The piece of data that does not fit properly here is the phone number. The first three digits in a U.S. phone number, after the 1, define the area code. There are plenty of online directories of area codes that will give you the approximate location of that number. In this case, 609 maps to Trenton in the southern part of New Jersey. Trenton is very close to Philadelphia but is a distinct city in a different state. This is not a phone number for a traditional land line in Philadelphia. So that looks wrong. The fact that some people use mobile phones exclusively, coupled with the emergence of Internet telephony, means that it is becoming harder to rely on area codes as a measure of location. But these exceptions are still the minority.

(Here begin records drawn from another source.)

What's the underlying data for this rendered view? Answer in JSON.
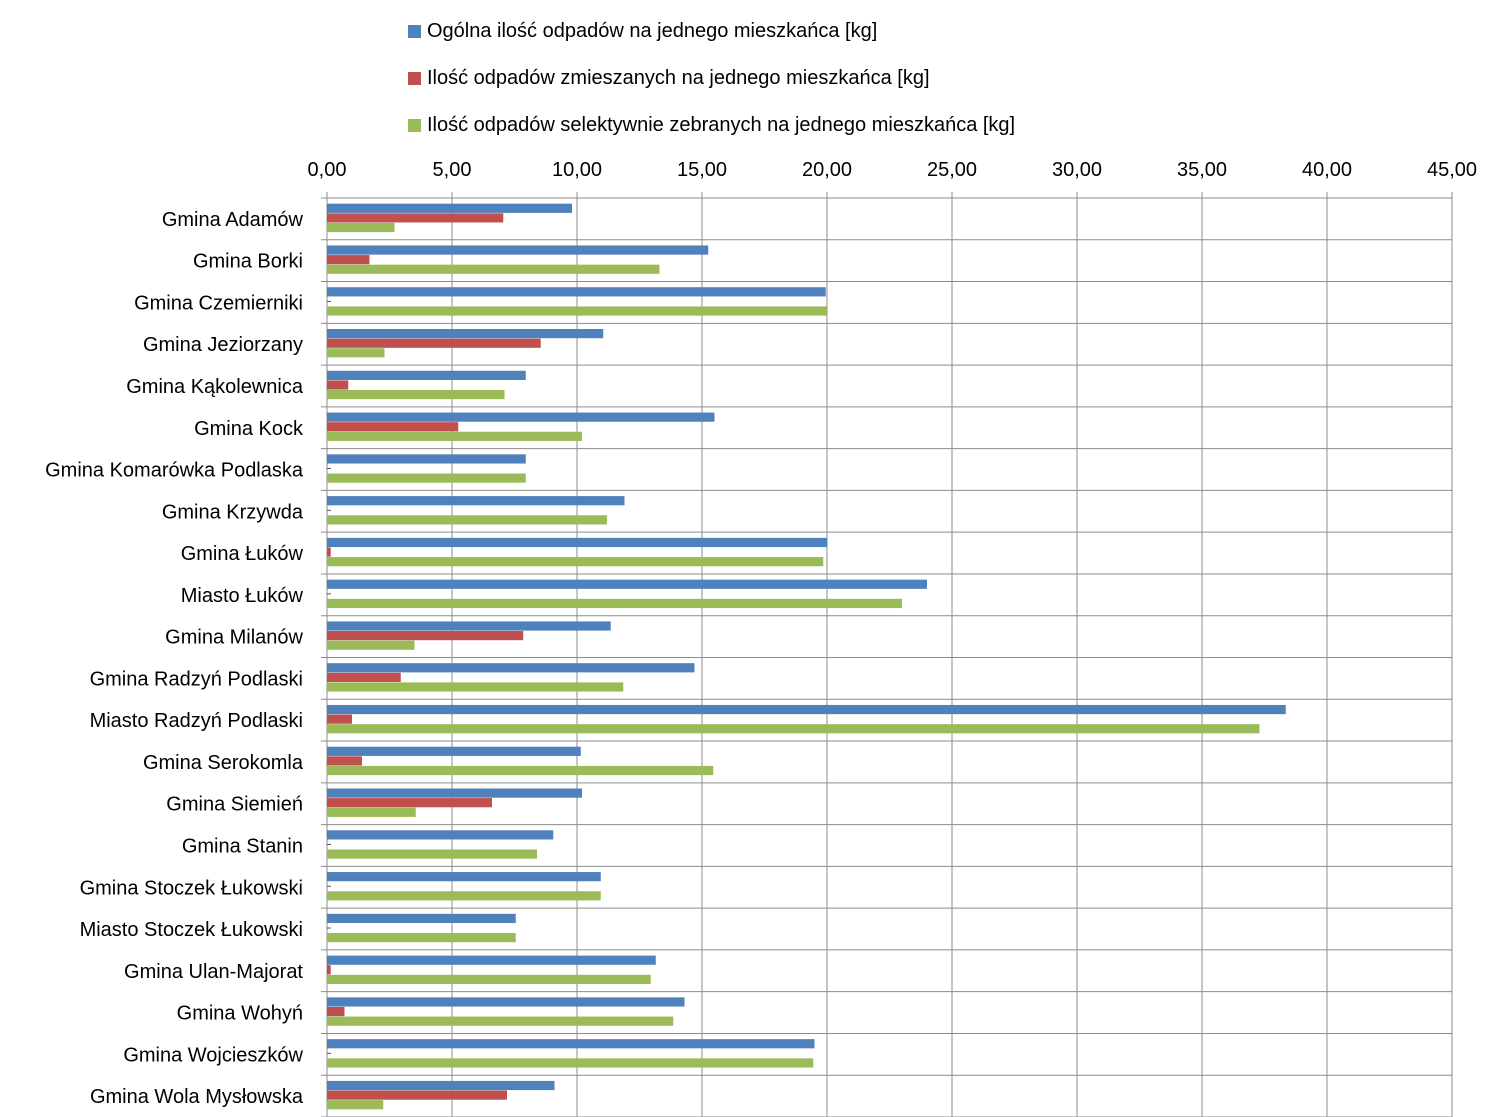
{
  "chart_data": {
    "type": "bar",
    "orientation": "horizontal",
    "legend_position": "top",
    "grid": true,
    "xlim": [
      0,
      45
    ],
    "x_ticks": [
      "0,00",
      "5,00",
      "10,00",
      "15,00",
      "20,00",
      "25,00",
      "30,00",
      "35,00",
      "40,00",
      "45,00"
    ],
    "categories": [
      "Gmina Adamów",
      "Gmina Borki",
      "Gmina Czemierniki",
      "Gmina Jeziorzany",
      "Gmina Kąkolewnica",
      "Gmina Kock",
      "Gmina Komarówka Podlaska",
      "Gmina Krzywda",
      "Gmina Łuków",
      "Miasto Łuków",
      "Gmina Milanów",
      "Gmina Radzyń Podlaski",
      "Miasto Radzyń Podlaski",
      "Gmina Serokomla",
      "Gmina Siemień",
      "Gmina Stanin",
      "Gmina Stoczek Łukowski",
      "Miasto Stoczek Łukowski",
      "Gmina Ulan-Majorat",
      "Gmina Wohyń",
      "Gmina Wojcieszków",
      "Gmina Wola Mysłowska"
    ],
    "series": [
      {
        "name": "Ogólna ilość odpadów na jednego mieszkańca [kg]",
        "color": "#4F81BD",
        "values": [
          9.8,
          15.25,
          19.95,
          11.05,
          7.95,
          15.5,
          7.95,
          11.9,
          20.0,
          24.0,
          11.35,
          14.7,
          38.35,
          10.15,
          10.2,
          9.05,
          10.95,
          7.55,
          13.15,
          14.3,
          19.5,
          9.1
        ]
      },
      {
        "name": "Ilość odpadów zmieszanych na jednego mieszkańca [kg]",
        "color": "#C0504D",
        "values": [
          7.05,
          1.7,
          0.0,
          8.55,
          0.85,
          5.25,
          0.0,
          0.0,
          0.15,
          0.0,
          7.85,
          2.95,
          1.0,
          1.4,
          6.6,
          0.0,
          0.0,
          0.0,
          0.15,
          0.7,
          0.0,
          7.2
        ]
      },
      {
        "name": "Ilość odpadów selektywnie zebranych na jednego mieszkańca [kg]",
        "color": "#9BBB59",
        "values": [
          2.7,
          13.3,
          20.0,
          2.3,
          7.1,
          10.2,
          7.95,
          11.2,
          19.85,
          23.0,
          3.5,
          11.85,
          37.3,
          15.45,
          3.55,
          8.4,
          10.95,
          7.55,
          12.95,
          13.85,
          19.45,
          2.25
        ]
      }
    ]
  }
}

Given the importance of location in commerce, government, and so on, you would think that some enterprising company such as Yahoo! or Google would have built a database that maps IP addresses to cities or regions. Such databases have been built by several companies and research groups, but none of these seem to be very good. The problem is that there is no automated way to generate the location from the IP address. Several efforts have encouraged individuals to register their IP address and physical location in a database, but the amount of data submitted has been disappointing, such that none of the services that I have tried produces an accurate result.